Intanto la Tullio Pironti Editore ha ristampato e rimandato in libreria l’ormai celebre volume di David Yallop (In nome di Dio) sulla presunta morte violenta di Giovanni Paolo I. E questo in vista del ventesimo anniversario dei trentatré giorni di papa Luciani.
Sant’Egidio
Gli auguri di Scalfaro e il premio del Rotary
Il presidente della Repubblica Oscar Luigi Scalfaro non ha partecipato alla messa celebrata il 20 maggio per i trent’anni della Comunità di Sant’Egidio (cfr. 30Giorni n. 5 maggio 1998, p. 37). In compenso, esattamente una settimana dopo, si è riservato di fare gli auguri al movimento ecclesiale durante una visita privata. Rivolgendosi a «voi figli del Sessantotto che dimostrate come possano esserci frutti buoni in tutte le stagioni», Scalfaro ha lodato l’impegno di Sant’Egidio per gli anziani, i poveri e la pace del mondo (quest’ultimo aspetto non era stato citato dal cardinale Angelo Sodano nella omelia tenuta il 20 maggio).
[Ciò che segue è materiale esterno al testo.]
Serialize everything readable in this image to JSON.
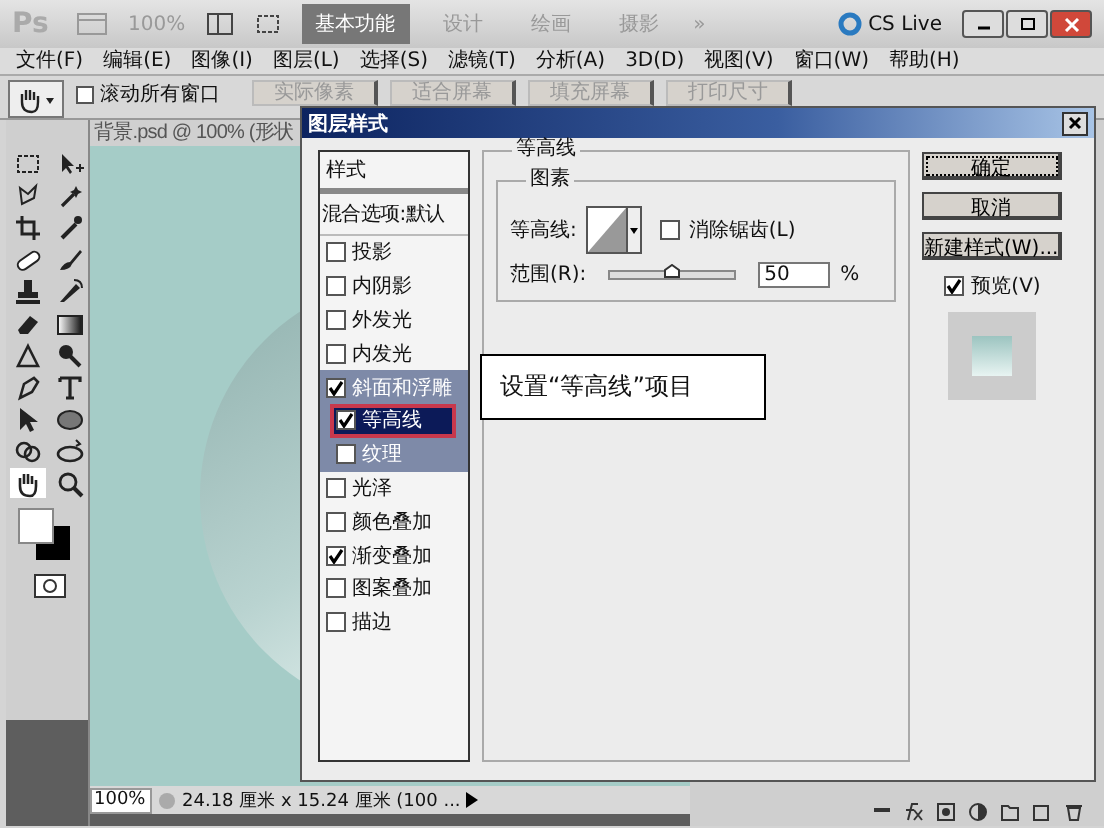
{
  "app_bar": {
    "logo": "Ps",
    "zoom": "100%",
    "workspaces": [
      {
        "label": "基本功能",
        "selected": true
      },
      {
        "label": "设计",
        "selected": false
      },
      {
        "label": "绘画",
        "selected": false
      },
      {
        "label": "摄影",
        "selected": false
      }
    ],
    "more": "»",
    "cs_live": "CS Live"
  },
  "menu": [
    "文件(F)",
    "编辑(E)",
    "图像(I)",
    "图层(L)",
    "选择(S)",
    "滤镜(T)",
    "分析(A)",
    "3D(D)",
    "视图(V)",
    "窗口(W)",
    "帮助(H)"
  ],
  "options_bar": {
    "scroll_all": {
      "label": "滚动所有窗口",
      "checked": false
    },
    "buttons": [
      {
        "label": "实际像素",
        "disabled": true
      },
      {
        "label": "适合屏幕",
        "disabled": true
      },
      {
        "label": "填充屏幕",
        "disabled": true
      },
      {
        "label": "打印尺寸",
        "disabled": true
      }
    ]
  },
  "tools": [
    {
      "kind": "marquee",
      "selected": false
    },
    {
      "kind": "move",
      "selected": false
    },
    {
      "kind": "lasso",
      "selected": false
    },
    {
      "kind": "wand",
      "selected": false
    },
    {
      "kind": "crop",
      "selected": false
    },
    {
      "kind": "eyedropper",
      "selected": false
    },
    {
      "kind": "heal",
      "selected": false
    },
    {
      "kind": "brush",
      "selected": false
    },
    {
      "kind": "stamp",
      "selected": false
    },
    {
      "kind": "history",
      "selected": false
    },
    {
      "kind": "eraser",
      "selected": false
    },
    {
      "kind": "gradient",
      "selected": false
    },
    {
      "kind": "blur",
      "selected": false
    },
    {
      "kind": "dodge",
      "selected": false
    },
    {
      "kind": "pen",
      "selected": false
    },
    {
      "kind": "type",
      "selected": false
    },
    {
      "kind": "select",
      "selected": false
    },
    {
      "kind": "shape",
      "selected": false
    },
    {
      "kind": "rotate3d",
      "selected": false
    },
    {
      "kind": "orbit3d",
      "selected": false
    },
    {
      "kind": "hand",
      "selected": true
    },
    {
      "kind": "zoom",
      "selected": false
    }
  ],
  "document": {
    "tab": "背景.psd @ 100% (形状",
    "zoom": "100%",
    "info": "24.18 厘米 x 15.24 厘米 (100 ..."
  },
  "dialog": {
    "title": "图层样式",
    "styles_header": "样式",
    "blend_options": "混合选项:默认",
    "effects": [
      {
        "label": "投影",
        "checked": false,
        "selected": false
      },
      {
        "label": "内阴影",
        "checked": false,
        "selected": false
      },
      {
        "label": "外发光",
        "checked": false,
        "selected": false
      },
      {
        "label": "内发光",
        "checked": false,
        "selected": false
      },
      {
        "label": "斜面和浮雕",
        "checked": true,
        "selected": false,
        "children": [
          {
            "label": "等高线",
            "checked": true,
            "selected": true
          },
          {
            "label": "纹理",
            "checked": false,
            "selected": false
          }
        ]
      },
      {
        "label": "光泽",
        "checked": false,
        "selected": false
      },
      {
        "label": "颜色叠加",
        "checked": false,
        "selected": false
      },
      {
        "label": "渐变叠加",
        "checked": true,
        "selected": false
      },
      {
        "label": "图案叠加",
        "checked": false,
        "selected": false
      },
      {
        "label": "描边",
        "checked": false,
        "selected": false
      }
    ],
    "section_title": "等高线",
    "group_title": "图素",
    "contour_label": "等高线:",
    "anti_alias": {
      "label": "消除锯齿(L)",
      "checked": false
    },
    "range_label": "范围(R):",
    "range": {
      "level": 0.5
    },
    "range_value": "50",
    "unit": "%",
    "buttons": [
      {
        "label": "确定",
        "default": true
      },
      {
        "label": "取消",
        "default": false
      },
      {
        "label": "新建样式(W)...",
        "default": false
      }
    ],
    "preview": {
      "label": "预览(V)",
      "checked": true
    }
  },
  "callout": "设置“等高线”项目"
}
Il 30 maggio la Comunità ha ricevuto dal Rotary Club di Roma il premio “Ara Pacis 1998” per «il costante impegno nella ricerca di soluzioni pacifiche nelle crisi politico-militari in Africa e in Sud America».
Storici
Villari: Ecclesia triumphans sì, ma...
«Ecclesia triumphans; sì, chiamiamola così la Chiesa di Roma perché il secondo millennio dell’era cristiana si chiude, soprattutto per il cattolicesimo con una sorta di vertigine di vittoria e di potenza». Così lo storico Lucio Villari sulla Repubblica del 23 giugno, che aggiunge: «Una vertigine che pare ghermire le sue gerarchie e che sarà consacrata dal giubileo imminente. Non sarà certo la potenza che promana da una religiosità più diffusa e più profonda dei popoli cristiani (su questo ci sarebbe molto da dire), ma sicuramente è la proclamazione di maggiori certezze “politiche” e di sicurezze sociologiche che la Chiesa fa in ogni occasione, e con minori perplessità e prudenze che non in un passato non tanto lontano».
Fondazione Paolo VI
Una Settimana europea sull’evangelizzazione delle Indie
Si terrà dal 4 all’8 settembre prossimi a Villa Cagnola di Gazzada (Va) la XX Settimana europea organizzata dalla Fondazione ambrosiana Paolo VI. Il tema di quest’anno è: «L’Europa e l’evangelizzazione delle Indie orientali», in occasione del quinto centenario dell’impresa di Vasco de Gama. L’iniziativa ha valore anche come “corso di aggiornamento” per tutti gli insegnanti (per ulteriori informazioni ci si può rivolgere al numero telefonico 0332-462104).